From the start of this second nakba, the only language that seemed appropriate, to me, came from ancient and sacred texts. I see others reach for the same terms of extremity (demonic, sin, evil, damnation, hell) usually while they disavow their attachment to any religion or theism. Because an eradication this intentional and malevolent and thorough blows out the scope of daily life into the realm of the existential, the spiritual. I think this is what invocations of history try to get at: the perspective of eternal truth, ultimate truth, which is not bound by the material and temporal. Those who deny the value of other living beings deny truth, deny God; they deny meaning. It is the most corrupt, nihilistic position one can take and the irony of assuming it selfishly—through cowardice, selfishness, greed, or apathy—is that it annihilates the self that assumes it.
It seems to me that the bottomlessness of the evil being done in Gaza suggests a goodness and love and mercy that is equally relentless, unquenchable, and transcendent—more so, because the energy it takes to destroy is much poorer than the energy required to nurture and create. I’m not capable of conceiving, in the physical realm, a radiant force that would match the interminable loss and destruction. So what does that leave? That leaves God. To see the antithesis of God is to see proof of God.

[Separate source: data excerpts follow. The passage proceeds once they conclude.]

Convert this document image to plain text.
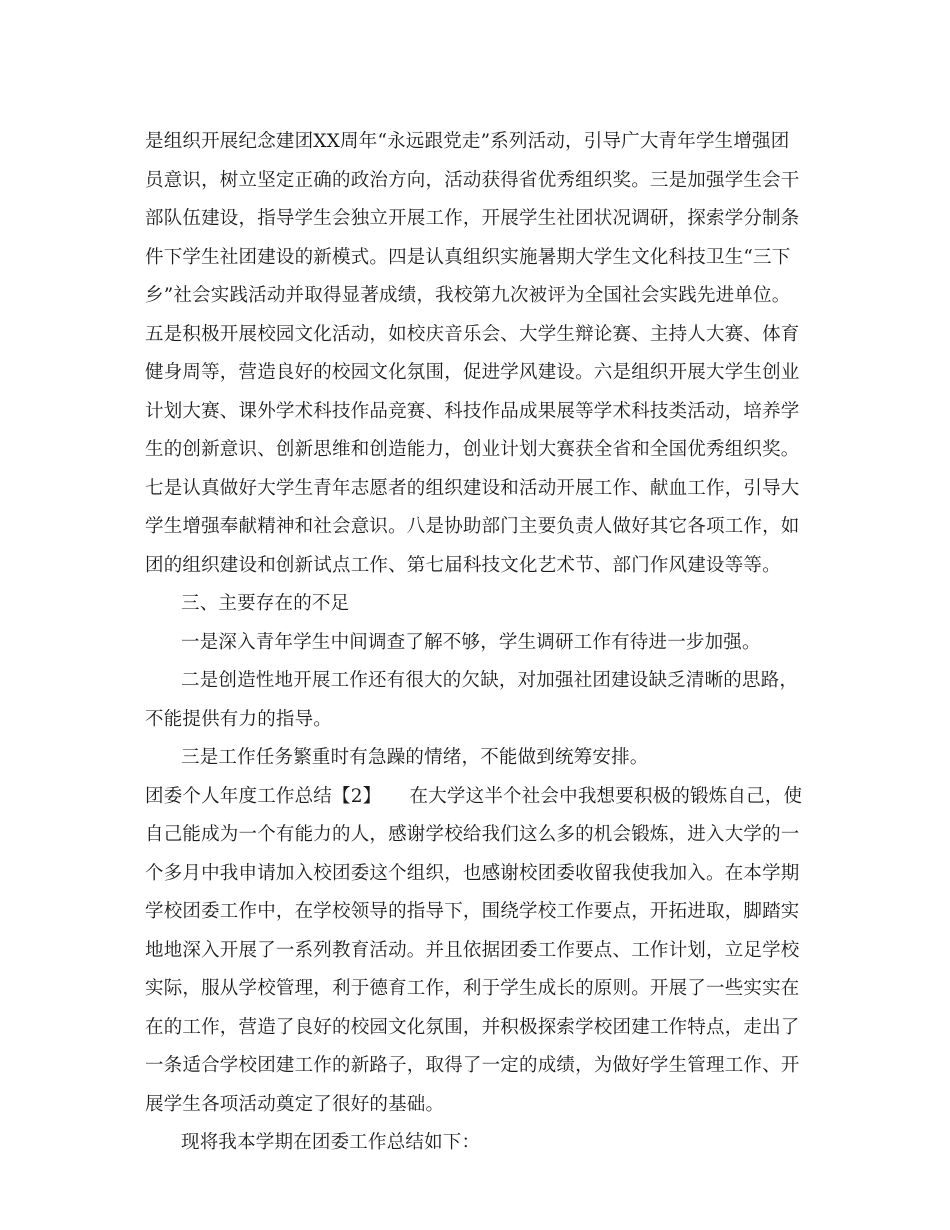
是组织开展纪念建团XX周年“永远跟党走”系列活动，引导广大青年学生增强团
员意识，树立坚定正确的政治方向，活动获得省优秀组织奖。三是加强学生会干
部队伍建设，指导学生会独立开展工作，开展学生社团状况调研，探索学分制条
件下学生社团建设的新模式。四是认真组织实施暑期大学生文化科技卫生“三下
乡”社会实践活动并取得显著成绩，我校第九次被评为全国社会实践先进单位。
五是积极开展校园文化活动，如校庆音乐会、大学生辩论赛、主持人大赛、体育
健身周等，营造良好的校园文化氛围，促进学风建设。六是组织开展大学生创业
计划大赛、课外学术科技作品竞赛、科技作品成果展等学术科技类活动，培养学
生的创新意识、创新思维和创造能力，创业计划大赛获全省和全国优秀组织奖。
七是认真做好大学生青年志愿者的组织建设和活动开展工作、献血工作，引导大
学生增强奉献精神和社会意识。八是协助部门主要负责人做好其它各项工作，如
团的组织建设和创新试点工作、第七届科技文化艺术节、部门作风建设等等。
三、主要存在的不足
一是深入青年学生中间调查了解不够，学生调研工作有待进一步加强。
二是创造性地开展工作还有很大的欠缺，对加强社团建设缺乏清晰的思路，
不能提供有力的指导。
三是工作任务繁重时有急躁的情绪，不能做到统筹安排。
团委个人年度工作总结【2】　　在大学这半个社会中我想要积极的锻炼自己，使
自己能成为一个有能力的人，感谢学校给我们这么多的机会锻炼，进入大学的一
个多月中我申请加入校团委这个组织，也感谢校团委收留我使我加入。在本学期
学校团委工作中，在学校领导的指导下，围绕学校工作要点，开拓进取，脚踏实
地地深入开展了一系列教育活动。并且依据团委工作要点、工作计划，立足学校
实际，服从学校管理，利于德育工作，利于学生成长的原则。开展了一些实实在
在的工作，营造了良好的校园文化氛围，并积极探索学校团建工作特点，走出了
一条适合学校团建工作的新路子，取得了一定的成绩，为做好学生管理工作、开
展学生各项活动奠定了很好的基础。
现将我本学期在团委工作总结如下：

Is this logical? Not at all, and yet completely. It is a supposition based on the way highs tend to match lows; the inevitability of balance and correction, reaction and response; karma; the web upon which not even the thinnest strand can be tugged without consequence. I want to explain myself more, if I can, though words can’t truly get at this, they are like pebbles thrown at the moon. And I will try again. But I wanted to send this much for now because articulation sometimes is a source of relief. I write with the hope of reaching those who feel similarly, so that realization of this unity might make us less lonely, and keep us loud. If God is real, God is with us when we speak, and while we speak we are alive.
1 While animal rights is one example, there are many others: the BLM movement, abortion access, Trump’s Muslim ban. I was galvanized but some of my friends, I reasoned, are just not “political” — they can talk the right talk, they are not apparent bigots, but they don’t protest, don’t organize, probably don’t donate. They just don’t think that way; liberation and justice are passing thoughts, not central concerns. Their social media is reserved for pictures of trips and clothes and food. I don’t recall dwelling on their choices in the past the way I do now.
2 None of us know the whole of another person’s heart, or what anyone else does in a day. I do think there’s danger in “policing” someone’s presence online. Theoretically, there could be people who say nothing publicly in any capacity, nor share how they feel with likeminded friends, but who donated to the gofundme campaigns or sent eSims, or I don’t know…wrote “uncommitted” on their primary ballot or gave to protestor bail funds and legal defense. But since early October, being vocal has been both the bare minimum and the most urgent, consistent ask that I’ve seen from Palestinians. Share what mainstream media won’t. Make your outrage and revulsion known. Agitate. Escalate. Boycott. Shut it down. You don’t have to get arrested or sleep in a tent or light yourself on fire. But you can’t do nothing and pretend you’re doing something.